Thursday, 24 June 2010

Future for Fredi


With the firing of Fredi Gonzalez by the Florida Marlins yesterday the waters surrounding the 2011 Atlanta Braves managerial job cleared. Fredi spent four years in the Braves system earlier this decade, working at the Double-A Richmond manager in 2002 before moving to the big league third base coach job from 2003 to 2006, and became very close to Bobby Cox and several other members of the Braves coaching staff during his time in Atlanta. In fact Gonzalez still keeps his family home in the Atlanta suburb of Marietta, barely 45 minutes from Turner Field.

After leaving the Braves in 2007 to take up the Florida Marlins managerial job Fredi struggled in his first year back in his hometown of Miami, going 71-91 in a somewhat transitional season for the Fish. Over the next two years Florida improved dramatically winning 84 games in 2008 and then 87 last year missing the play-offs by only 5 games, all the while Fredi was manufacturing this one the lowest payrolls in baseball. The wins the were accumulated under Gonzalez (the most by a manager in Marlins history) are a testament to his ability as a player manager, one who squeezed every ounce of potential out of his players whom he trusted wholly. Remind you of anyone?

Despite his success with such limited resources Marlins owner Jeffry Loria felt that Gonzalez’s teams had underachieved, by not being one of the twelve teams that have made the play-offs during his career with Florida. Loria is the same owner that openly schmoozed former Mets manager Bobby Valentine in the off season to potentially replace Gonzalez; it suddenly appears that Loria may actually get his wish after Marlins club president David Samson confirmed that almost the second Fredi closed the door behind him Marlins management were on the phone to Valentine to try and sell him on their franchise. Not that Loria would be getting anything much more successful with the hiring of Valentine, the ESPN analyst is a lifetime 1,117-1,072 with one World Series appearance. At the Texas Rangers, a slightly more comparable organisation than the Mets, he was an unimposing 581-605. That’s right even Bobby Valentine was under .500 at an average team with little money. The Marlins also dealt with a situation earlier this year that cast Gonzalez in a better light than any potential replacement.

When superstar shortstop Hanley Ramirez booted a live ball earlier this year before lazily wandering after it Gonzalez earned the respect of everyone in the baseball community with the way he handled a potentially explosive situation.
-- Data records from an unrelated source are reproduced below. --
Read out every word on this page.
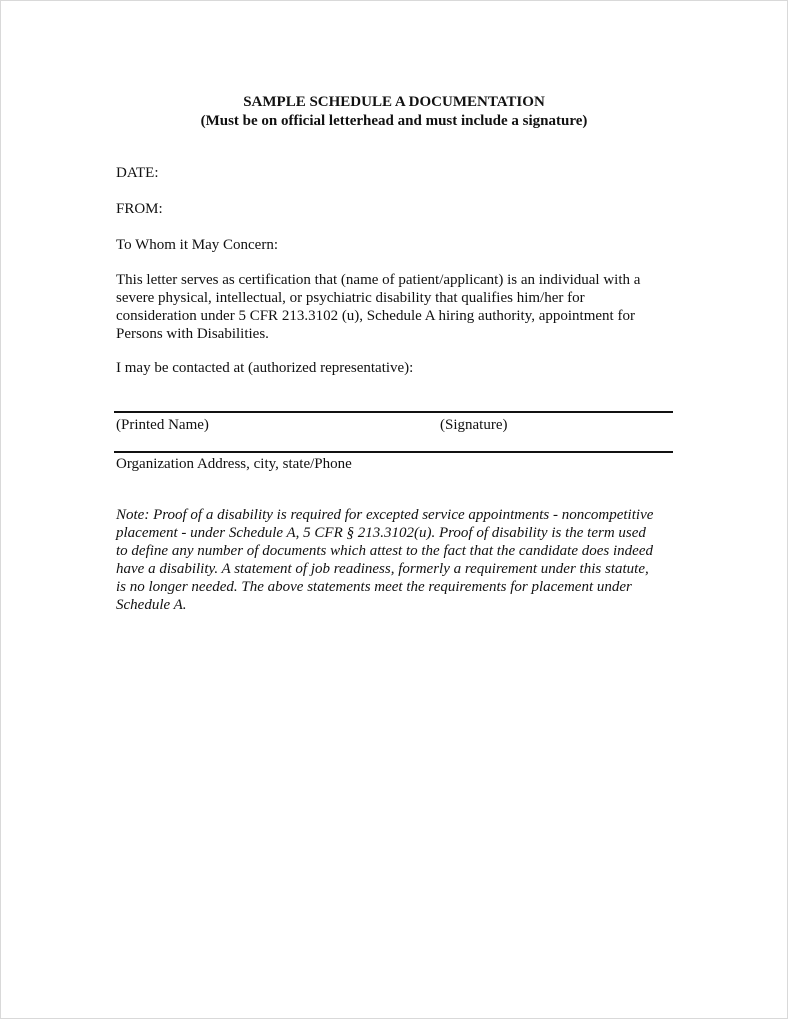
SAMPLE SCHEDULE A DOCUMENTATION
(Must be on official letterhead and must include a signature)
DATE:
FROM:
To Whom it May Concern:
This letter serves as certification that (name of patient/applicant) is an individual with a
severe physical, intellectual, or psychiatric disability that qualifies him/her for
consideration under 5 CFR 213.3102 (u), Schedule A hiring authority, appointment for
Persons with Disabilities.
I may be contacted at (authorized representative):
(Printed Name)	(Signature)
Organization Address, city, state/Phone
Note: Proof of a disability is required for excepted service appointments - noncompetitive
placement - under Schedule A, 5 CFR § 213.3102(u). Proof of disability is the term used
to define any number of documents which attest to the fact that the candidate does indeed
have a disability. A statement of job readiness, formerly a requirement under this statute,
is no longer needed. The above statements meet the requirements for placement under
Schedule A.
Hanley was benched, whined like a spoilt brat and later apologised to Fredi and the rest of the Marlins organisation. The manner in which he handled the Ramirez situation highlights everything good about Fredi, his class, consistency, calm and respect. These traits are ones that many major league manners would be the better for possessing. Unsurprisingly it was his players that summed his departure up best, first baseman Gaby Sanchez felt that the team “let him down” while Chris Coughlan, the outstanding young outfielder said “He was a good man, a good manager. He believed in me. He stood for integrity. He was somebody that had your back.”

With every eulogy for his time in Miami the 46 year-old Cuban sounds more and more like his mentor back in Atlanta. The idea has already been floated that he may be brought in by the Braves as a special coach or assistant, this would be the best thing for the team to do in my opinion. This would mean that the Braves would have three of the top managerial candidates inside the organisation before Bobby has started packing his things. Whether it will be Fredi Gonzalez, Eddie Perez or Terry Pendleton there is the potential to piece together the best coaching staff in the game.